A wind farm is to become home to a state-of-the-art hydrogen storage facility which could eventually produce enough clean energy to help power the next generation of public transport.
The UK government has awarded the project, based at Whitelee Windfarm in East Renfrewshire, £9.4m.
It said the project would help Glasgow reach net zero by 2030.
The cash will go towards developing the country's largest electrolyser, which converts water into hydrogen.
The hydrogen produced can be easily stored and transported to where it is needed.
Splitting water and capturing the released hydrogen requires energy, and the project will use electricity produced from the wind farm, the largest onshore farm in the UK, to create the gas.
One use for the hydrogen generated will be to support local transport. The facility is expected to make so much of the zero-carbon fuel that it could provide the equivalent of enough zero-carbon fuel for 225 buses travelling to and from Glasgow to Edinburgh each day.
Greg Hands, the UK government's energy and climate change minister, said: "This first-of-a-kind hydrogen facility will put Scotland at the forefront of plans to make the UK a world-leading hydrogen economy, bringing green jobs to Glasgow, while also helping to decarbonise local transport - all immediately following the historic COP26 talks."
And Alister Jack, secretary of state for Scotland, said the project showed "how serious the UK government is about supporting projects that will see us achieve net zero by 2050".
He added that it had never been more important to "champion" projects like this, which embrace new hydrogen technology while creating highly-skilled jobs.
The partnership, made up of ScottishPower, ITM Power and BOC, is currently going through the planning process for the new facility and aims to have green hydrogen available to the commercial market by 2023.
Hydrogen vs electricity
Some argue that for public transport vehicles like buses, hydrogen is too expensive and electricity would be a better, cheaper alternative.
However Dr Graham Cooley, chief executive of ITM Power, told the BBC's Good Morning Scotland programme that hydrogen was particularly good for heavy vehicles "where you value payload".
He said: "You can make a vehicle that's very long duration - in other words, it can travel a long range without compromising the weight.
"If you want to travel a long distance using a battery, you need more and more batteries which makes the vehicles very heavy. You see vehicle manufacture now all over the world rolling out commercial vehicles based on hydrogen which have very long ranges and very short recharging or refuelling time."

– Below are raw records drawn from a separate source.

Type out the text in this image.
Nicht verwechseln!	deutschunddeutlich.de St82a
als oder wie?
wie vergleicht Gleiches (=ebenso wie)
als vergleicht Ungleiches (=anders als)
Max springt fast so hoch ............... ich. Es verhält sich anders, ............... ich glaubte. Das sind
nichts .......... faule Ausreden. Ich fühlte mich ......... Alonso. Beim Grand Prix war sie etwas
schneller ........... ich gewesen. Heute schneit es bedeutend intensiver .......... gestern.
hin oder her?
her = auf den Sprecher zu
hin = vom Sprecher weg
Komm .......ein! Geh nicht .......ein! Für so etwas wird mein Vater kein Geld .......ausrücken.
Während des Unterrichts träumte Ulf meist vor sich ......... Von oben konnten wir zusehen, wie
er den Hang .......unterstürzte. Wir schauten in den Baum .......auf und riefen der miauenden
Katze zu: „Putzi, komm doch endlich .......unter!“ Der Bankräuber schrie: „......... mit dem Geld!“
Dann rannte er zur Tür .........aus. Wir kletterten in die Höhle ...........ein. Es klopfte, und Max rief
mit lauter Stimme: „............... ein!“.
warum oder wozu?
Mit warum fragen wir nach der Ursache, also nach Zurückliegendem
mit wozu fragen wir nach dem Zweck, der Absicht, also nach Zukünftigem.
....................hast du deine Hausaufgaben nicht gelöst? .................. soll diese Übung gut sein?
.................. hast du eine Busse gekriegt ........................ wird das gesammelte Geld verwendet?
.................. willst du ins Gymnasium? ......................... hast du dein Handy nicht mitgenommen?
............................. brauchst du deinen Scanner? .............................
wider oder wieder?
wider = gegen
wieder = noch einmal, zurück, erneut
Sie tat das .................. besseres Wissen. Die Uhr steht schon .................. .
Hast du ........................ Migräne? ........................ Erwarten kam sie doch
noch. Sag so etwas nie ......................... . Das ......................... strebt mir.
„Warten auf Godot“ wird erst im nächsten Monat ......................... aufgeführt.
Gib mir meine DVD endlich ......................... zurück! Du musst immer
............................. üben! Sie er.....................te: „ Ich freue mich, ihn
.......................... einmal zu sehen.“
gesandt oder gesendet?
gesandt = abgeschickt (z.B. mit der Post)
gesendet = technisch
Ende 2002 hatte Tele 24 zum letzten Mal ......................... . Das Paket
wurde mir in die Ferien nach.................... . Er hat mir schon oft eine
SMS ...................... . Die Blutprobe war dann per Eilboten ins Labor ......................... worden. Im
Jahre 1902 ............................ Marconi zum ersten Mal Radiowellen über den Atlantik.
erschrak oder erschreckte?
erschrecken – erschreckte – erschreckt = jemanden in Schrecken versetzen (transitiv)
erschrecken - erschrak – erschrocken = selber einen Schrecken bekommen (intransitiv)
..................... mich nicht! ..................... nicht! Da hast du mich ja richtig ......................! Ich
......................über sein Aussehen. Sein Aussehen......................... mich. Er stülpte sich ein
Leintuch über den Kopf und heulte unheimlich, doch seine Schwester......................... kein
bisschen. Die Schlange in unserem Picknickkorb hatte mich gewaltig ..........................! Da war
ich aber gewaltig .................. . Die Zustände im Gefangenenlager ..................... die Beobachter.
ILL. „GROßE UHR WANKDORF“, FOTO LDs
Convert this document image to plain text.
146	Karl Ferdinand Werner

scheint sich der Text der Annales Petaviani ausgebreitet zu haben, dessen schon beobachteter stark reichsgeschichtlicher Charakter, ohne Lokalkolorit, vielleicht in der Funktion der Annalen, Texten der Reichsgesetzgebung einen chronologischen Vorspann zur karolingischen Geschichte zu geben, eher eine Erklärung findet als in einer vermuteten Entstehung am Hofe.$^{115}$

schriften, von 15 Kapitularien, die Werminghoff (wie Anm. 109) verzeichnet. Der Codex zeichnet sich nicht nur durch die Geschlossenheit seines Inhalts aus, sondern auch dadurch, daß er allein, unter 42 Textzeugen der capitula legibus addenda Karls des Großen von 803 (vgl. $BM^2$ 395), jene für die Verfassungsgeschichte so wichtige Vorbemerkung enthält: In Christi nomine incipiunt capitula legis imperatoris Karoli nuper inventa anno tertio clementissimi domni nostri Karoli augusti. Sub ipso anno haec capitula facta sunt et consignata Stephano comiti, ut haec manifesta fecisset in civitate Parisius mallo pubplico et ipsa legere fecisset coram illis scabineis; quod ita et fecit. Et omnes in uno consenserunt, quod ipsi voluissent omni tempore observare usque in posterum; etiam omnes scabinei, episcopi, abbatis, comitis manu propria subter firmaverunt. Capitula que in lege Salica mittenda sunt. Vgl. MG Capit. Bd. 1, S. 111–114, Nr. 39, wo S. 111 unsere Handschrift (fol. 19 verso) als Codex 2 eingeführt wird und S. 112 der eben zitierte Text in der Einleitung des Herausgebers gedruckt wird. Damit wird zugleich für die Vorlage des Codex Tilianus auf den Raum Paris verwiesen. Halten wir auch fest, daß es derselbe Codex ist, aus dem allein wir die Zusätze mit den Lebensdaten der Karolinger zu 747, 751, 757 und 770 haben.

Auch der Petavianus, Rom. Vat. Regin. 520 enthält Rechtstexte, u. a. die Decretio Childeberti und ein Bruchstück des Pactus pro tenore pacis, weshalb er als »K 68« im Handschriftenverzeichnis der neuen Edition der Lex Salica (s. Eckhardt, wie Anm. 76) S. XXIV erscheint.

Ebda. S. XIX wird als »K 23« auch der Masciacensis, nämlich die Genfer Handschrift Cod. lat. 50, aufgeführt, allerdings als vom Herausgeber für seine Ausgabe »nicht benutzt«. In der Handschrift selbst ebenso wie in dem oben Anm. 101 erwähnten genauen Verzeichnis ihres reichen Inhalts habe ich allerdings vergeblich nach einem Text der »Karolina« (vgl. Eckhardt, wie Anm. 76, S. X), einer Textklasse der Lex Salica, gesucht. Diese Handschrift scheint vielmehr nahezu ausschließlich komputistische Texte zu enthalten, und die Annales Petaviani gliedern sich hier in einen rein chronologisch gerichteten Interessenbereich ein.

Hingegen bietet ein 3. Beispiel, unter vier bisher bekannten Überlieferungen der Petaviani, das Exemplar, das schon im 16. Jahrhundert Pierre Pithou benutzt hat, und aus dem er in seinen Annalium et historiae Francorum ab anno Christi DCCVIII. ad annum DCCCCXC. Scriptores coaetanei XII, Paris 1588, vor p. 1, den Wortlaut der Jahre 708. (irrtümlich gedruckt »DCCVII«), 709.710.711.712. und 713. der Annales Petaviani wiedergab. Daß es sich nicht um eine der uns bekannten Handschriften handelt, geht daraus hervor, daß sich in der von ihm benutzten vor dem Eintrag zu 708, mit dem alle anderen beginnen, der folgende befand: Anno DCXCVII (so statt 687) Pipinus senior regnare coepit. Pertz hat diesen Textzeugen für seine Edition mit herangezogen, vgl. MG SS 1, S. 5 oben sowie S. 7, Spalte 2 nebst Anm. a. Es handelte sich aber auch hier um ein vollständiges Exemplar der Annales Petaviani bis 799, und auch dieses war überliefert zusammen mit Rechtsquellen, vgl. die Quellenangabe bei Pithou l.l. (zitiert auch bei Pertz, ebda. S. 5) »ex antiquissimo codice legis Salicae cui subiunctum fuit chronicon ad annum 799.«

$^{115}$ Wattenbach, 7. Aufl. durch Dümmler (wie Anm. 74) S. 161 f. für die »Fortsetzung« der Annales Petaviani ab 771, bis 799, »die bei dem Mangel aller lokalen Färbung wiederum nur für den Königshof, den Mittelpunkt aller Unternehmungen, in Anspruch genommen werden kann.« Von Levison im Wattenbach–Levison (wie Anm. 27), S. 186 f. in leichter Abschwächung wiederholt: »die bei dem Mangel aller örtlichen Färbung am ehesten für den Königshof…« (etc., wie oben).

Meanwhile, Friends of the Earth Scotland director Richard Dixon argued that green hydrogen should be reserved for "special uses" in industry, rather than mainstream uses like public transport.
He told the programme: "It's three times more sensible to use it [renewable electricity] as electricity rather than to use it to turn it into hydrogen - you've lost two thirds of the energy in making the hydrogen and then using it.
"We have such a desperate need to convert our homes to electric heating and to convert transport to electricity to get out of fossil fuels. That should be absolute top priority."